I'm starting off strong, though. So, readers of The Ganer, I give you: Fashion Critiques of Classic Kids' Character Villains — because even bad guys should look their best while doing their worst.
I am aware that you are three, Angelica, and that you probably don't dress yourself. So my question to your parents is: why don't you let her dress herself? She couldn't do much worse than this — what are we even looking at here? Flared shirt cuffs? Blue and green polka dot tights? Socks that match her shirt and bows that match her dress?
Simplify, baby. (You are a literal baby).
Let's pick a colour and run with it. We've already got purple so let's stick with purple. Maybe get a pattern off those tights and on that dress.
Now, Edward, I want to start by saying that it takes a lot of confidence to wear a unitard and I applaud you for making this choice. However, I think we can add a few small touches to this look to really make it a winner. I would decrease the number of question marks on your outfit by, conservatively, 95%. I wonder if a smaller accessory would benefit you as well: more of a "cane" and less of a "staff." I love your natural red hair and I think it looks really smart under that bowler hat, but again I think the massive question mark is a little on the nose.
I don't mean to be insensitive but is that your skin? If you are having to deal with a teal complexion than I absolutely congratulate you for wearing something that is so revealing. It's very inspiring. However, considering how little you're actually wearing, Skeltor. There is a lot going on in the rest of your outfit. You've got bones, a hood, shoulder tassels, briefs, a loincloth, and some very dynamic boots. I'd say pick one and go for it. Sometimes, thinking deeper is better than thinking wider.
So we're 100% clear, I'm specifically coming after your baby blue and white silk wedding outfit, though any of the atrocities you carry on your back would be fair game, Prince… Humperdink?

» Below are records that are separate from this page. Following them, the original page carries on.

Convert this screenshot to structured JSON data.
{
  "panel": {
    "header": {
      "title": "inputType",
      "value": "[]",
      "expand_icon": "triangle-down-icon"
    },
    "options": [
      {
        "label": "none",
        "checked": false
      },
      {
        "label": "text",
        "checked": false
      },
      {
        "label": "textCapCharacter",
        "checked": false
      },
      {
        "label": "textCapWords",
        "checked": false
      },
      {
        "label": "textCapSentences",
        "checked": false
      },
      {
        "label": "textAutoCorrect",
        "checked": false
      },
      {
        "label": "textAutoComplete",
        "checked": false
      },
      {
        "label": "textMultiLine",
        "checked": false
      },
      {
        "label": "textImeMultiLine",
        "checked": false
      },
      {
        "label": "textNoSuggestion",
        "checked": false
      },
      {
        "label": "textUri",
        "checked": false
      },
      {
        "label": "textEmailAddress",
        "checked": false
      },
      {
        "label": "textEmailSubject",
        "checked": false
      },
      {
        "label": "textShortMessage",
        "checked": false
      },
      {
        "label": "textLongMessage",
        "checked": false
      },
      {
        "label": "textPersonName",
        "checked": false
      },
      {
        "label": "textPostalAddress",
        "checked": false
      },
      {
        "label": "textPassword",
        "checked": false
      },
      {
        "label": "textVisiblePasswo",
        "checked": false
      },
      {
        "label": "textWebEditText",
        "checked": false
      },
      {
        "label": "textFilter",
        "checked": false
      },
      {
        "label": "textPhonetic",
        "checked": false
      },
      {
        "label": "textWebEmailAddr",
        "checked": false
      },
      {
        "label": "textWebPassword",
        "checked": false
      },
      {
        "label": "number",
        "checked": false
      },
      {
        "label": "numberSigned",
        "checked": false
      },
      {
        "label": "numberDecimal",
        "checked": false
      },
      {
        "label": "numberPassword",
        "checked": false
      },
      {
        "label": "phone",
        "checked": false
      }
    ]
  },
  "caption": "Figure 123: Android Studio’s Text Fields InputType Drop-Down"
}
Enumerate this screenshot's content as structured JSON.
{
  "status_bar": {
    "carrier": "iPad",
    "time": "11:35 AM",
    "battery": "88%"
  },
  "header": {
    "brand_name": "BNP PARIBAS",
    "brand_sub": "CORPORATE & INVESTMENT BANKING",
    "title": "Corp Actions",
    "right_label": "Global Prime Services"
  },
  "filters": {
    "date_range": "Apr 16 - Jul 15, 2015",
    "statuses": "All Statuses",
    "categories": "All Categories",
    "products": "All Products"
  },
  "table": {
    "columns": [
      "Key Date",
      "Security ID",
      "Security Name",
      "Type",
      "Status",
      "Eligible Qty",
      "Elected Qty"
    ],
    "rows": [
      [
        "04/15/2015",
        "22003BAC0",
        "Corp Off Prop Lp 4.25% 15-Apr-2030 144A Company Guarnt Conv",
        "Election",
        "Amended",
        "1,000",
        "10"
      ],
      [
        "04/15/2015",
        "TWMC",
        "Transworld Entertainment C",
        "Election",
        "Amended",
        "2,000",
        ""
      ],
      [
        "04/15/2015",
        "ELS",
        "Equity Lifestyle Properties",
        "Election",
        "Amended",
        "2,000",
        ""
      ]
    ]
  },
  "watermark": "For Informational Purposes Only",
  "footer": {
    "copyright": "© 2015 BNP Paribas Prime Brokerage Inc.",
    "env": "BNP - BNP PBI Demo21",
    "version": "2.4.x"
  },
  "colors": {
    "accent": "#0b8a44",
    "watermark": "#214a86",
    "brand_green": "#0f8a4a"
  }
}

Oh dear, I am sorry about your name.
I know you're evil so, did you blind your tailor and then thought: "Oh shoot I forgot, I need a wedding outfit?" You look like all the worst parts of a baby bird. I had Froot Loops for breakfast and this is exactly what the milk in my bowl looked like. You're getting married, Dinck: rent a tux!
First off, bravo for embracing your unibrow. It's very hip, very now, to love yourself and everyone loves Frida Kahlo. Your plain white tee under the pink dress, with the layered hem, is also very classic and nice, and you've paired it well with those red kicks.
Now let's talk about that bow. Helga, I know you're in a transition period and it's hard, but if you're gonna let go of your younger self, then let it go, girl. Lose the bow and pigtails and really embrace the smart, streetwise teen you really are.
Lord Farquaad, you've already got an uphill battle ahead of you: the first thing we see you do is attack The Gingerbread Man, a (literally) sweet lil dude. Here's a tip: when your head is bigger than your legs, don't draw attention to it by wearing a hat, especially one that is less a hat and more a giant takeout container. We're gonna see a lot of guys on this list with puffy sleeves, but they usually have the decency to pair them with a heeled boot. When you're three feet tall, you don't wear a flat-soled shoe, man!
I want to congratulate you, Krang, on overcoming your limitations. You are literally just a brain with two arm tentacles and you've accomplished so much. Not many people can say they've built a Technodrome.
I think maybe no one can, actually.
So with all your power and resources, why did you make yourself a giant robot body that looks like old Hogan had a baby with Moose from Archie? Toss a coat on that thing, a shirt, anything. There's no excuse for this when you spend so much time with NYC Style Icons Bebop and Rocksteady.
I'll allow you this, Sid, you certainly are not leaving much to the imagination about what you're into. The skull t-shirt, the acid-washed jeans, the buzzcut, the braces: you sure do look like every jerk kid I knew when I was your age.
Get out of my life, Ted!
If you're set on the punk rock look, why not go even further? Grow that hair into a mohawk, get some spikes on those wrists, put a chain around your neck and around your wallet.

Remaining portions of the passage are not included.